Let $f$ be a $C^{1}$ function and $\left | f(x) \right |+\left | f'(x) \right |\leq \frac{C}{(1+\left | x \right |)^{2}} $ for all $x\in \mathbb{R}$.
$\hat{f}(\xi )=\int f(x)e^{-2\pi ix\xi }dx$
Prove that
(a)$\hat{f}$ is continuous and $\lim_{\left | \xi \right |\rightarrow 0}\hat{f}(\xi )=0$
(b)$\hat{f}$ is differentiable and $\frac{d\hat{f}(\xi )}{d\xi }=\hat{g}(\xi )=$where $ g(x)=-2\pi ixf(x)$.
(My attempt)
(a) $\hat{f}=\int f(x)\frac{1}{-2\pi i\xi }\frac{\mathrm{d} (e^{-2\pi ix\xi })}{\mathrm{d} x}dx $
Integrating by parts, $\hat{f}=e^{-2\pi ix\xi }f(x)-\int e^{-2\pi ix\xi }f'(x)dx$
Since $\int \frac{C}{1+\left (| x \right |)^{2}}dx\leq \int \frac{C}{\left (| x \right |)^{2}}dx$ and $\int \frac{C}{\left (| x \right |)^{2}}dx$ is bounded,
$\left | f(x) \right |+\left | f'(x) \right |$ is bounded.

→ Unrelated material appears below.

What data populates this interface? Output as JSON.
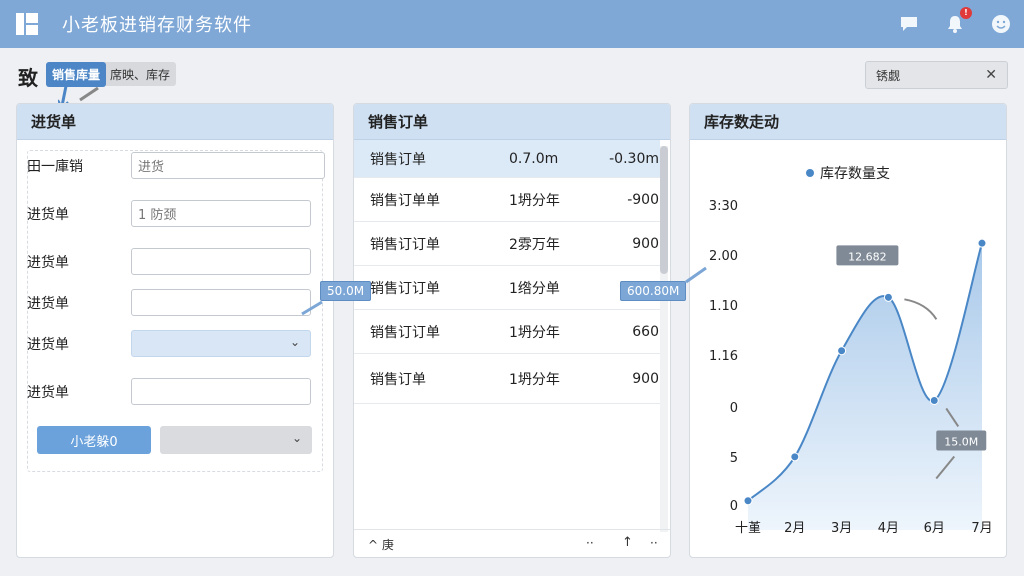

I'm stuck here and don't know how to show the continuity.
(b)$ \frac{\mathrm{d}(\hat{f}(\xi )) }{\mathrm{d} \xi }=\int f(x)\frac{\mathrm{d} (e^{-2\pi ix\xi })}{\mathrm{d} \xi }dx=\int f(x)(-2\pi ix)e^{-2\pi ix\xi }dx=\hat{g}(\xi )$
I don't know how to show the differentiability here.
b) is false. Let $f(x)=\frac 1 {1+x^{2}}$. Then $ \hat {f} (\xi) =\pi e^{-2 \pi |\xi|}$ which is not differentiable at $0$. Note that $|f(x)|+|f'(x)| \leq \frac 2 {1+x^{2}} \leq \frac 4 {(1+|x|)^{2}}$ (because $|-2x| \leq 1+x^{2}$). For part a) all you have to do is apply Dominated Convergence Theorem: if $\xi _n \to \xi$ then $f(x)e^{-2i\pi x \xi _n} \to f(x)e^{-2i\pi x \xi}$ and $|f(x)e^{-2i\pi x \xi _n}| \leq |f(x)|$ so $\hat {f} (\xi_n) \to \hat {f} (\xi )$. The second part of a) is the Riemann Lebesgue Lemma.